Well freaks, that does it for 2016’s October Horror Picks. I hope you had as much fun as I did. So many movies. So many scares. Many of you agreed with my choices. And just as many disagreed. That’s what art is all about. I love it. Thanks everyone. Have a great November and beyond. See you in 2017!

10/30/16 – OCTOBER HORROR MOVIE PICK #30 – The Conjuring 2.


Damn you, James Wan. How do you keep this up? Every single horror film you work on is directed better than your previous effort. It almost hurts me how good you are at your craft. The Conjuring 2 is your latest example. Oh man, I loved the first Conjuring. LOVED. It was so classic, so amazing, and so downright scary, that I didn’t think a sequel stood a chance at holding any weight against it. Well, I couldn’t have been more wrong. The Conjuring 2 is practically a perfect sequel to the Conjuring. I go back and forth on whether I like this one or the original better, and I swear I can’t decide. It takes everything that worked in the first one and ups the ante to an insane and intelligent degree.
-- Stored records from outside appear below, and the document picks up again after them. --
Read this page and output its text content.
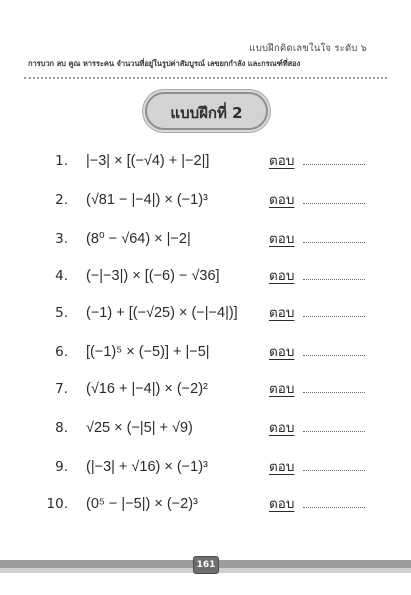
แบบฝึกคิดเลขในใจ ระดับ ๖
การบวก ลบ คูณ หารระคน จำนวนที่อยู่ในรูปค่าสัมบูรณ์ เลขยกกำลัง และกรณฑ์ที่สอง
แบบฝึกที่ 2
1. |−3| × [(−√4) + |−2|]	ตอบ
2. (√81 − |−4|) × (−1)³	ตอบ
3. (8⁰ − √64) × |−2|	ตอบ
4. (−|−3|) × [(−6) − √36]	ตอบ
5. (−1) + [(−√25) × (−|−4|)] ตอบ
6. [(−1)⁵ × (−5)] + |−5|	ตอบ
7. (√16 + |−4|) × (−2)²	ตอบ
8. √25 × (−|5| + √9)	ตอบ
9. (|−3| + √16) × (−1)³	ตอบ
10. (0⁵ − |−5|) × (−2)³	ตอบ
161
It’s still got the classic feel. It’s still got great characters that you actually care about. And it still has countless scares that jolt the living shit out of you. The story here continues the exploits of the Lorraine and Ed Warren, the paranormal investigators. This time it takes them overseas to England to help out a single mother and her family from another horrific spirit. Most movies would be perfectly fine focusing on this storyline, but not The Conjuring 2. It adds more spirits into the mix, as well as a parallel storyline for the Warrens themselves. I swear this film has a little bit of everything. And can we talk about the terrifying nun? Dear God some of the scenes with the nun are stone-cold haunting. In fact, this entire movie brings the dread to such an insane level that I found myself gripping the armrests in the theater the entire time. My fingers were numb afterward. Wan builds so much suspense, mixed with sections of pure unnerving horror, that even when nothing is happening you’re freaked out that something is any second. Basically you’re never at ease. That, my friend, is the epitome of well-made horror. We’re so lucky as horror fans, and fans of movies period, to have these Conjuring films. I know there are more spinoffs coming, which is fine I guess, but let’s maybe hope that James Wan has ooooone more adventure with the Warrens left in him. I can’t wait to see how he decides to one up himself yet again.